Février 2026 : Premiers Tirs Contre La Cérémonie Des César
Cette sortie du 10 avril n’est pas la première. En février dernier, Cyril Hanouna ouvrait déjà le feu contre la cérémonie des César. Sa cible : l’hypocrisie des animateurs qui célèbrent le cinéma français sans jamais saluer son principal mécène. « Que les dirigeants de Canal+ laissent passer ça, je ne comprends pas », déclarait-il alors, avant d’ajouter cette formule cinglante : « Sans eux, il n’y a pas de saumon au Fouquet’s. C’est ça qui est dingue. »
Benjamin Lavernhe, maître de cérémonie cette année-là, n’échappe pas à la critique. Hanouna reconnaît son talent, mais estime qu’on aurait dû lui souffler quelques mots de gratitude envers Canal+. « Je n’ai rien contre Benjamin Lavernhe, je ne le connaissais pas, il est talentueux, il a l’air sympathique, mais on doit lui dire à un moment de remercier Canal+ », insiste-t-il.

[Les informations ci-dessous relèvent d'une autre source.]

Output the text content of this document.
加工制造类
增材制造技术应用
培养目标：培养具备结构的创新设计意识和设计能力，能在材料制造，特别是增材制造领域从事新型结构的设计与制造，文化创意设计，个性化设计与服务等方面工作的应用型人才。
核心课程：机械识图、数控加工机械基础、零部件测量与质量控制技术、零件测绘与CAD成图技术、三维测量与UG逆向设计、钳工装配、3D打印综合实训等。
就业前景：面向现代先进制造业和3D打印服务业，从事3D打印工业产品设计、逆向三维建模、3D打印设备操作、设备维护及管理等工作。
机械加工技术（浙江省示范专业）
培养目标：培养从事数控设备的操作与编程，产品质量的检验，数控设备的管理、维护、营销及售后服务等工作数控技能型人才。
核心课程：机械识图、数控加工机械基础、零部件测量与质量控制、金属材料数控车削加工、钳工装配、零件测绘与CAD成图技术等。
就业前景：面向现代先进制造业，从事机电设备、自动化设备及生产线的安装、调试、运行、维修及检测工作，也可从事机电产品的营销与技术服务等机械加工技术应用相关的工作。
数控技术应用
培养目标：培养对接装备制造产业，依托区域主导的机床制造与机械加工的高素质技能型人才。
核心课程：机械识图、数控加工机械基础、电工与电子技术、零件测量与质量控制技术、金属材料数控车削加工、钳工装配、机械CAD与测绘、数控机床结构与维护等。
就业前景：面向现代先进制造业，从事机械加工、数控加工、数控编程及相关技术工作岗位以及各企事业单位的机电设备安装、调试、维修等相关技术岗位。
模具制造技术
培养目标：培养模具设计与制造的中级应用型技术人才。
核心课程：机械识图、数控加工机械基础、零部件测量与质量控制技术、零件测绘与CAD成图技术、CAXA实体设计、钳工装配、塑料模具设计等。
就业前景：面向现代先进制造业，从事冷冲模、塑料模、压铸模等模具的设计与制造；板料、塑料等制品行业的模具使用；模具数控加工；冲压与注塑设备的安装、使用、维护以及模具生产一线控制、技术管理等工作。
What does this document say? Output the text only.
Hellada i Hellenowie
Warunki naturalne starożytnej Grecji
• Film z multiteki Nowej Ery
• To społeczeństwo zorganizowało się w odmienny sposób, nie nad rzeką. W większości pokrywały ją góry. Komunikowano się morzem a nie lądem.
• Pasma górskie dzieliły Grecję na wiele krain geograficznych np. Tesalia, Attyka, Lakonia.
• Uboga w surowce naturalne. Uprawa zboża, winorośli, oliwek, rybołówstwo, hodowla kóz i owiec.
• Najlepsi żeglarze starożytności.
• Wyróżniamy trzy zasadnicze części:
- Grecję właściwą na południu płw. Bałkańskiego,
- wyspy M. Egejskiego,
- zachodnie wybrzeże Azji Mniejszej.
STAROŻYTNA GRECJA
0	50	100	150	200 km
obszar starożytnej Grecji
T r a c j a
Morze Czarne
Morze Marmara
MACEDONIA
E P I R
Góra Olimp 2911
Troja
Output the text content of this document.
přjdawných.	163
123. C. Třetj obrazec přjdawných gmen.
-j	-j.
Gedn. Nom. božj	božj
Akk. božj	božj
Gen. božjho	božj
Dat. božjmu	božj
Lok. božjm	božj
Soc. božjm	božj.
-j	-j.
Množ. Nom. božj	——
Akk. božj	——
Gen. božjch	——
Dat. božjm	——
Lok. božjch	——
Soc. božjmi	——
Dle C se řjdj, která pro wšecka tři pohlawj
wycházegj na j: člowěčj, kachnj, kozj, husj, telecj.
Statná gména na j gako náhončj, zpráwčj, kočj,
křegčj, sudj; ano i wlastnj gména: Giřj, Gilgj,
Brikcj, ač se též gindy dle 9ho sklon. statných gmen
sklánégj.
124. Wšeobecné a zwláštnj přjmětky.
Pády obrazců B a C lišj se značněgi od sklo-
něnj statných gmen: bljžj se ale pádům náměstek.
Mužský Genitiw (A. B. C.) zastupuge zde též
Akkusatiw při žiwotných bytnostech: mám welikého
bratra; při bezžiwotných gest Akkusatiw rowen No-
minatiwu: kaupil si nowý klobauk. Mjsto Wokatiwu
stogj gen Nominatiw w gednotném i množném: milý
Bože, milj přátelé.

Cette charge de février posait déjà les bases d’une offensive médiatique orchestrée. Hanouna y dénonce une industrie qui mord la main qui la nourrit, profite des financements sans jamais afficher la moindre reconnaissance publique. Un grief qu’il ne cesse de répéter depuis, et qui s’inscrit désormais dans un débat plus large sur les rapports de force dans l’audiovisuel français.

Bolloré Au Cœur D’un Débat Qui Divise L’Opinion
Face à cette avalanche de reproches, Géraldine Maillet, chroniqueuse de TBT9, tempère l’indignation de son collègue. Selon elle, « Vincent Bolloré n’en a rien à f*utre en fait qu’on le remercie ». Une observation qui semble couper court à toute l’argumentation de Hanouna. Si le principal intéressé ne réclame aucune reconnaissance publique, pourquoi s’acharner à l’exiger ?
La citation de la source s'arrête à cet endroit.